Eventually, the teens manage to escape from the barrio, after Portia suffers nightmares from the aswangs' attacks.

==Cast==

===Multo===
- Janice de Belen as Cathy
- Eric Quizon as Mari
- Eddie Gutierrez as Dr. Corpus
- Caridad Sanchez as Manang
- Isabel Granada as Consuelo

===Kulam===
- Joey Marquez as Bogart
- Daisy Romualdez as Dra.
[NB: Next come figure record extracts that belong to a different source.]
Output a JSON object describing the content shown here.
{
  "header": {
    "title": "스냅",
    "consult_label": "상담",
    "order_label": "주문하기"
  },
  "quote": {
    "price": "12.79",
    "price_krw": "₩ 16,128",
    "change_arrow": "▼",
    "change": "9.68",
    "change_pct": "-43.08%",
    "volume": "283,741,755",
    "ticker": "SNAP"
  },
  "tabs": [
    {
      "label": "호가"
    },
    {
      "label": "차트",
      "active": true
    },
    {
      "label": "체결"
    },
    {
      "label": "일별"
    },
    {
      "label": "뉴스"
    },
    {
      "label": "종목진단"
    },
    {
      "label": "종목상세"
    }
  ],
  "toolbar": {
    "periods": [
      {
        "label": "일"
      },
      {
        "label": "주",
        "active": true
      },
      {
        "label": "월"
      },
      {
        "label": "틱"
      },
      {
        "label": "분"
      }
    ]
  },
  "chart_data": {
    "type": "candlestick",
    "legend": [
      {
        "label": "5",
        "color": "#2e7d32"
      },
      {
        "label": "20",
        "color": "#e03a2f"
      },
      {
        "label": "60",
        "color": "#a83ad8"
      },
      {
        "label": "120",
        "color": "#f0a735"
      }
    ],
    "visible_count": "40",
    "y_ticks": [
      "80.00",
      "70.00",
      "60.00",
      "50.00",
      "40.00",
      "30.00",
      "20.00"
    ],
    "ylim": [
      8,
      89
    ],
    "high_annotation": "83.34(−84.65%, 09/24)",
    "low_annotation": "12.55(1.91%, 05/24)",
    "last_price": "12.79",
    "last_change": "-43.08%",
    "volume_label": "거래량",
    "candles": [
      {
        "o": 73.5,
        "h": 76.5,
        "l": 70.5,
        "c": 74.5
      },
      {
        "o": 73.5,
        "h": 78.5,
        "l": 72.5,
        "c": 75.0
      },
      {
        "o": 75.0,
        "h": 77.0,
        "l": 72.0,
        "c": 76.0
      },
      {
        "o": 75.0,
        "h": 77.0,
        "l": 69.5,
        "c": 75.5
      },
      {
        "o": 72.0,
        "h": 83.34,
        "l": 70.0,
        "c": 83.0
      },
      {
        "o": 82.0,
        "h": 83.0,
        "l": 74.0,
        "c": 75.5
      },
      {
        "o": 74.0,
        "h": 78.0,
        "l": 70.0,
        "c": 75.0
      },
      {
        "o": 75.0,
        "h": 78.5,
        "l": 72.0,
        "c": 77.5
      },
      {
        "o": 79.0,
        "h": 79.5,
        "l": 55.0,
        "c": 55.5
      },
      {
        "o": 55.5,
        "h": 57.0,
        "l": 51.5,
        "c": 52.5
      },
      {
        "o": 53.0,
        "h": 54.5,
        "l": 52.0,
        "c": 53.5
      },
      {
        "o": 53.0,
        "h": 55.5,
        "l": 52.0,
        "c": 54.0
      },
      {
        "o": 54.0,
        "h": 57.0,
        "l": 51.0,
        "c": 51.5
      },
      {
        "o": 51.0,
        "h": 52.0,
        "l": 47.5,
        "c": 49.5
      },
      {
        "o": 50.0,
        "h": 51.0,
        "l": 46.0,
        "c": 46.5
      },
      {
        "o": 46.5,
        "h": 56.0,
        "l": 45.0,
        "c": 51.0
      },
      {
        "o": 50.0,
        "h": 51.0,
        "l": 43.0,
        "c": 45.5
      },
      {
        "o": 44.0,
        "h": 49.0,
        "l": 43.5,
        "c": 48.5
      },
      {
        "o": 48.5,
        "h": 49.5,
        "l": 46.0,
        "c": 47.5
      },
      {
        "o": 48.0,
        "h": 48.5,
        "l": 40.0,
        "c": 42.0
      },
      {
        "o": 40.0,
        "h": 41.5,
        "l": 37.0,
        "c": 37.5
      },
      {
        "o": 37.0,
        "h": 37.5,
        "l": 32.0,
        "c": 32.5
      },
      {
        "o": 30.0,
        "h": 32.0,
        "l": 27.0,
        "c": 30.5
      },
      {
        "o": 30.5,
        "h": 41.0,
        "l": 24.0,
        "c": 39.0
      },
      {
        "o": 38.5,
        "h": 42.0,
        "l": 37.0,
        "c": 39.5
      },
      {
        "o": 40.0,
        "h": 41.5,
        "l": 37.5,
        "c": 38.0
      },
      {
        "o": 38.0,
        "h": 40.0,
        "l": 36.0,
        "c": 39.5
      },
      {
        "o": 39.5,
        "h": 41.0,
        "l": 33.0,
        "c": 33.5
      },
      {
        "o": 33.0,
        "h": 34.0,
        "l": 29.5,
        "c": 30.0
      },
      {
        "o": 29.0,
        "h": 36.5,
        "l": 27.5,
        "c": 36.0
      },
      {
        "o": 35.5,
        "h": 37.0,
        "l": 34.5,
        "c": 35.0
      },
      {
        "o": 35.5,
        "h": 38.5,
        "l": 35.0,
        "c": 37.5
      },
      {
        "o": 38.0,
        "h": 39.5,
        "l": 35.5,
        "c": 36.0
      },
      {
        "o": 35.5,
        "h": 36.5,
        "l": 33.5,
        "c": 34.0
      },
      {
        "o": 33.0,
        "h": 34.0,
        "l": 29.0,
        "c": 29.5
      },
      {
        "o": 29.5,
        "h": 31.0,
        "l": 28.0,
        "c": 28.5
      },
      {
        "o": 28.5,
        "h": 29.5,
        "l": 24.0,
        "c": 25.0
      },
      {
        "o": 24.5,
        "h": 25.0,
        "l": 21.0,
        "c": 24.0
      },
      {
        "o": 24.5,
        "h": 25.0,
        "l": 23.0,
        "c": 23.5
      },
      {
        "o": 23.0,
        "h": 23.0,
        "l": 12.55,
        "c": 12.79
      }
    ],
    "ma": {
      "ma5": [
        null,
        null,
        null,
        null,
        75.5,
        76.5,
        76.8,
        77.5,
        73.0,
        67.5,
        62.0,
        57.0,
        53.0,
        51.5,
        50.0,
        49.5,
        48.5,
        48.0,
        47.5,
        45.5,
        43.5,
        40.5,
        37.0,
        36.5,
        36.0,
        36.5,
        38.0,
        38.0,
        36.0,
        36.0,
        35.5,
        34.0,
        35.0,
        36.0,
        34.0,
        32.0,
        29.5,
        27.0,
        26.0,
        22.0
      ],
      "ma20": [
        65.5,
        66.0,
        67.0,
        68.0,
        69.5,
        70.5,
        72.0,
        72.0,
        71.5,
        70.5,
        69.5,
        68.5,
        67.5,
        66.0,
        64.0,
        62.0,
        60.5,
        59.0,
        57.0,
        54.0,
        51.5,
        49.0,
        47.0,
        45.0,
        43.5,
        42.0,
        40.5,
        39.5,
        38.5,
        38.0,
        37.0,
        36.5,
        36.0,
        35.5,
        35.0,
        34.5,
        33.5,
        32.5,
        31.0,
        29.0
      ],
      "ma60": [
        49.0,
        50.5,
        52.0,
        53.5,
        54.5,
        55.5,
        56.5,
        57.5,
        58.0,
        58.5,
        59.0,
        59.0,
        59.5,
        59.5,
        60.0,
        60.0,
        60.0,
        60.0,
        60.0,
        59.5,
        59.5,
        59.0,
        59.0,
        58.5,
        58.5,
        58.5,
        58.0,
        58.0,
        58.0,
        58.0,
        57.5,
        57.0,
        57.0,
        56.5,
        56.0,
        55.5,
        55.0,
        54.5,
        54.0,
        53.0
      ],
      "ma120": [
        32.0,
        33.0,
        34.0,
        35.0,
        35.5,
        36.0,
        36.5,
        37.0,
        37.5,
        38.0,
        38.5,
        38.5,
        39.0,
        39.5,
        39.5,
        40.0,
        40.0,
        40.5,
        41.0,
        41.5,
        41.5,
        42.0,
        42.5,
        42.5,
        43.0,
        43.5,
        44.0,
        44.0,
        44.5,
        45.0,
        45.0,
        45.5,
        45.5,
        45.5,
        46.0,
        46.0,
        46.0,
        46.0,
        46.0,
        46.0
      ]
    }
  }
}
Kalbaryo
- Carmina Villarroel as Tiffany
- Sylvia Sanchez as Melanie
- Joey Reyes as Morgue Attendant
- Jinky Laurel as Nurse
- Lotlot de Leon as Christie (Note: Character from Tiyanak (1988))
- Janice de Belen as Living Dead
- Dennis Padilla as Living Dead

===Aswang===
- Manilyn Reynes as Portia
- Ana Roces as Monica
- Vangie Labalan as Nanay
- Rez Cortez as Tanda
- Aljon Jimenez as Ricky
- Anjo Yllana as Milo
- Mae Anne Adonis as Aswang
- Malu de Guzman as Aswang
- Romy Romulo as Aswang
- Rey Solo as Aswang
- Sammy Brillantes as Aswang
- Lucy Quinto as Aswang
- Eva Ramos as Aswang
- Sieg Diaz as Aswang
- Lilia Cuntapay as Aswang
- Richard Gomez as Tricycle Driver
- The Barasoain Kalinangan Ensemble as Aswangs

==Accolades==

| Year | Award-Giving Body | Category | Recipient | Result |
| 1990 | Metro Manila Film Festival | Best Art Direction | Don Escudero | Won |
| Best Visual Effects | Sammy Arranzamendez and Benny Batoccoy | Won |
| Best Make-up | Denni Tan, Dominique Nazareth and Andrea Manahan | Won |

==Adaptations==
A graphic novel of the film, titled Shake, Rattle & Roll: Kahindik-hindik na Klasikong Katatakutan was published in 2016, and was created by authors Adam David, Carljoe Javier, Mervin Malonzo, and Noel Pascual. Their original titles were changed to: Pulot-Gata sa Bahay ni Dr. Corpus ("Multo"; lit. 'Honeymoon at the House of Dr. Corpus'), Code Alert sa Room 666 ("Kulam"; lit. 'Code Alert on Room 666'), and Pista sa Baryo Maliblib ("Aswang"; lit. 'Festival in a Remote Village').